All figures in this report are sourced from primary 1Q2026 filings: Ecopetrol 1T2026 results report (COP-IFRS); Frontera Energy Q1-2026 MDA — Discontinued Operations segment (USD-IFRS); GeoPark Results Supplement 1Q2026 p. 4 + Condensed FS Note 2 (USD-IFRS); Gran Tierra Form 10-Q Q1 2026 — Operating Netback Colombia + DD&A by geography (USD-GAAP); Parex Resources Q1-2026 MDA — Operating Netback per boe table p. 4 + binding offer announcement 10 Mar 2026 (USD-IFRS); SierraCol Energy 1Q2026 MDA — Performance Overview + Operating Expenses (USD-IFRS). Reference: RAPIDS/SR/EN/COL-UP/1Q26/001 R1.0. International references (Guyana USD 47/boe, Permian ~USD 37/boe): Rystad Energy / Wood Mackenzie secondary estimates — directional framing only, not audited in this analysis.

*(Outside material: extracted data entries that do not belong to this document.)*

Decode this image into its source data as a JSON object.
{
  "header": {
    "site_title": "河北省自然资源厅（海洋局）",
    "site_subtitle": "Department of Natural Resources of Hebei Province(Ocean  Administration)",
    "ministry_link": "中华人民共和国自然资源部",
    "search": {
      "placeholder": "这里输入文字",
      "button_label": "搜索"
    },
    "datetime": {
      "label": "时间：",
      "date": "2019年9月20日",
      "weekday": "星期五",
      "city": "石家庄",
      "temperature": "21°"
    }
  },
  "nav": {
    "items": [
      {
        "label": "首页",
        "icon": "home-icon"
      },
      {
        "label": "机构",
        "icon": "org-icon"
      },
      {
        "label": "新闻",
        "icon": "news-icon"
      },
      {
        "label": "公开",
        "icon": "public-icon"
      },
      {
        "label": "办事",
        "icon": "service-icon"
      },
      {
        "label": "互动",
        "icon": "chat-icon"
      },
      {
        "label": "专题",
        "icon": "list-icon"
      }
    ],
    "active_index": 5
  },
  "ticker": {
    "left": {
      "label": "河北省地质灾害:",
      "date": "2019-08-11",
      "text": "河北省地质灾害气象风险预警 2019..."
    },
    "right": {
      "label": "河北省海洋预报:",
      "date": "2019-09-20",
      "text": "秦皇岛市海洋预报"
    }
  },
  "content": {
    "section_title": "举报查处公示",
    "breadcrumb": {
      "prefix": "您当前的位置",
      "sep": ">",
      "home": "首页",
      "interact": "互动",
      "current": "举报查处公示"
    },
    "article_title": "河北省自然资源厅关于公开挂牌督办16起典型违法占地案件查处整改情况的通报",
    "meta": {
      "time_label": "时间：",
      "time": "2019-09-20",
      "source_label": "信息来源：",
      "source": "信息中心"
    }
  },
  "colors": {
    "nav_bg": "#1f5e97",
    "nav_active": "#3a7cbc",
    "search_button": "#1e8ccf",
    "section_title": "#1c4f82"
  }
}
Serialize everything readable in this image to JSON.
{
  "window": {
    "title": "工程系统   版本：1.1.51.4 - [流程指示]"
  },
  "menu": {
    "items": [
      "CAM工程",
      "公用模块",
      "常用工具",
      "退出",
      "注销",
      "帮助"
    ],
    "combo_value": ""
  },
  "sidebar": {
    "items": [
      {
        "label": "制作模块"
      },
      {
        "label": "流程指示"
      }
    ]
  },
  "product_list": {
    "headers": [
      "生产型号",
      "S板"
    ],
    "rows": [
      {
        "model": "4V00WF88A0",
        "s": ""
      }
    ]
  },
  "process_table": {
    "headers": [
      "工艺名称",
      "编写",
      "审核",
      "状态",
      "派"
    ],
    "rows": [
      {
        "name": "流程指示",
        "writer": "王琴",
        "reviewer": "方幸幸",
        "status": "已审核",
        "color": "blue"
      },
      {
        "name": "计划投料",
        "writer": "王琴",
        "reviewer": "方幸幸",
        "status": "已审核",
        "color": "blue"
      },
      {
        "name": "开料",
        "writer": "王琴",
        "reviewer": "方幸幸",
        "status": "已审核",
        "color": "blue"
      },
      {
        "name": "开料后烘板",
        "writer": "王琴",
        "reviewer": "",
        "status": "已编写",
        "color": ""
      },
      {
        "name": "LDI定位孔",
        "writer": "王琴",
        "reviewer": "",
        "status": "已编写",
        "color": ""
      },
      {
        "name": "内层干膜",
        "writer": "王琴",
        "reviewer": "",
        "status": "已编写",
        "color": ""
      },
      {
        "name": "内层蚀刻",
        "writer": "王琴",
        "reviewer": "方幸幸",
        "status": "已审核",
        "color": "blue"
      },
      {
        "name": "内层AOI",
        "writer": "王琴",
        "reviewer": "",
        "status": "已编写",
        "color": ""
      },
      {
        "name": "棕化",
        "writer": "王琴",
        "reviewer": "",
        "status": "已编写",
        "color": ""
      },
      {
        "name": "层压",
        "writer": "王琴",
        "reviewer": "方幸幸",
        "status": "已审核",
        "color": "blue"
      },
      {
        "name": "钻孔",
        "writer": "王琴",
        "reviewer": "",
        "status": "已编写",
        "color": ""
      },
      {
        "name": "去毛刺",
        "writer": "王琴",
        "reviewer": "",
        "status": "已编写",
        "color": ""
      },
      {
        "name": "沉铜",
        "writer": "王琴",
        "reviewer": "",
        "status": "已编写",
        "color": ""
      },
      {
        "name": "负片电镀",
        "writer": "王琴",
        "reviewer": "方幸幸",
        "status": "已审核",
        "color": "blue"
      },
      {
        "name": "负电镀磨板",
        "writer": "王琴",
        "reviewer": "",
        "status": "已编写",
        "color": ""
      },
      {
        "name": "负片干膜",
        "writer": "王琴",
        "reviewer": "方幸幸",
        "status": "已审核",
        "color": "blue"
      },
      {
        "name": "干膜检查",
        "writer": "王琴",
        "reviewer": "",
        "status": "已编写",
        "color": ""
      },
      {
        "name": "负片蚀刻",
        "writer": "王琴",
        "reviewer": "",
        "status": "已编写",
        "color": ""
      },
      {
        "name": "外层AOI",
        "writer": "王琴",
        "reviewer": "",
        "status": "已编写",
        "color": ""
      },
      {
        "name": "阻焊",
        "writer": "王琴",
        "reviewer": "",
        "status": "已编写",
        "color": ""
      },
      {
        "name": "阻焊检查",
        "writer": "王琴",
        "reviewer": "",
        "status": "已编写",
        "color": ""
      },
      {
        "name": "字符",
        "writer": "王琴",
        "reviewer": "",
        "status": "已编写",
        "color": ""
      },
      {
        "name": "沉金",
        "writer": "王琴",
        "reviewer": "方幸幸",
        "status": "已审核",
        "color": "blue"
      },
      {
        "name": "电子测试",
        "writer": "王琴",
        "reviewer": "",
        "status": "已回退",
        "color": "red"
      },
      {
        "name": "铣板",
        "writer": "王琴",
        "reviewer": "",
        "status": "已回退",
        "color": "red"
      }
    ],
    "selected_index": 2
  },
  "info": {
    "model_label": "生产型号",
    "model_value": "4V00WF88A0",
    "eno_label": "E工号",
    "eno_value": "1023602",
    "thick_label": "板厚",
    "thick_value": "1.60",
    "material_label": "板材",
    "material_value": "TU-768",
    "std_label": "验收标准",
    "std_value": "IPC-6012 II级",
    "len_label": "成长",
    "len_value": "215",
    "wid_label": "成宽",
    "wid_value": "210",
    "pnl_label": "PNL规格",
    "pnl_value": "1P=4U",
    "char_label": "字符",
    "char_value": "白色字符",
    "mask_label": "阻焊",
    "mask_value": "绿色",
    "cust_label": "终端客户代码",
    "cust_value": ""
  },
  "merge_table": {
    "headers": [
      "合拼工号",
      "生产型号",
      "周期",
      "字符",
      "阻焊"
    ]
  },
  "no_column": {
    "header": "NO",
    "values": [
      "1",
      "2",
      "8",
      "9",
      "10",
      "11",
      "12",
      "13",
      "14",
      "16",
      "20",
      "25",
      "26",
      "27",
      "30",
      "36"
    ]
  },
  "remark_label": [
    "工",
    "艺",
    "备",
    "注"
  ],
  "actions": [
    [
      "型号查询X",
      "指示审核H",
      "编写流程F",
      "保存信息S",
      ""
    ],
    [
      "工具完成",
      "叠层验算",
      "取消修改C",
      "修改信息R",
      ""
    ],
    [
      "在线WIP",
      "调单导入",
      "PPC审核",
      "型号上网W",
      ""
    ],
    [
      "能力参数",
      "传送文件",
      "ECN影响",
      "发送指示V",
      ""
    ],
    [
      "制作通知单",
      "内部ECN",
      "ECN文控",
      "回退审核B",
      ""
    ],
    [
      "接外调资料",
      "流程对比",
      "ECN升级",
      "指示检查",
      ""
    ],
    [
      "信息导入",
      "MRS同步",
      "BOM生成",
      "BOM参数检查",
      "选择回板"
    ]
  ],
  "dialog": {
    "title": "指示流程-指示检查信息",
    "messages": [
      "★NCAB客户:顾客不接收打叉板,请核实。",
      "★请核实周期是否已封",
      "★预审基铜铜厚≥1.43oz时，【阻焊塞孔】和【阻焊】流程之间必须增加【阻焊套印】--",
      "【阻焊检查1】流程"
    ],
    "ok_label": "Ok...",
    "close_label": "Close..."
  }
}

V&V pipeline note: The NLM extraction pipeline (extraction_flat.csv) did not capture realized price fields (realized_opr) for this report cycle. Operating netback figures are sourced directly from primary filings via operators.R — this is a V&V pipeline documentation gap, not a data gap affecting reported figures. Cross-validation of realized prices via NLM is pending for the Q2-2026 cycle.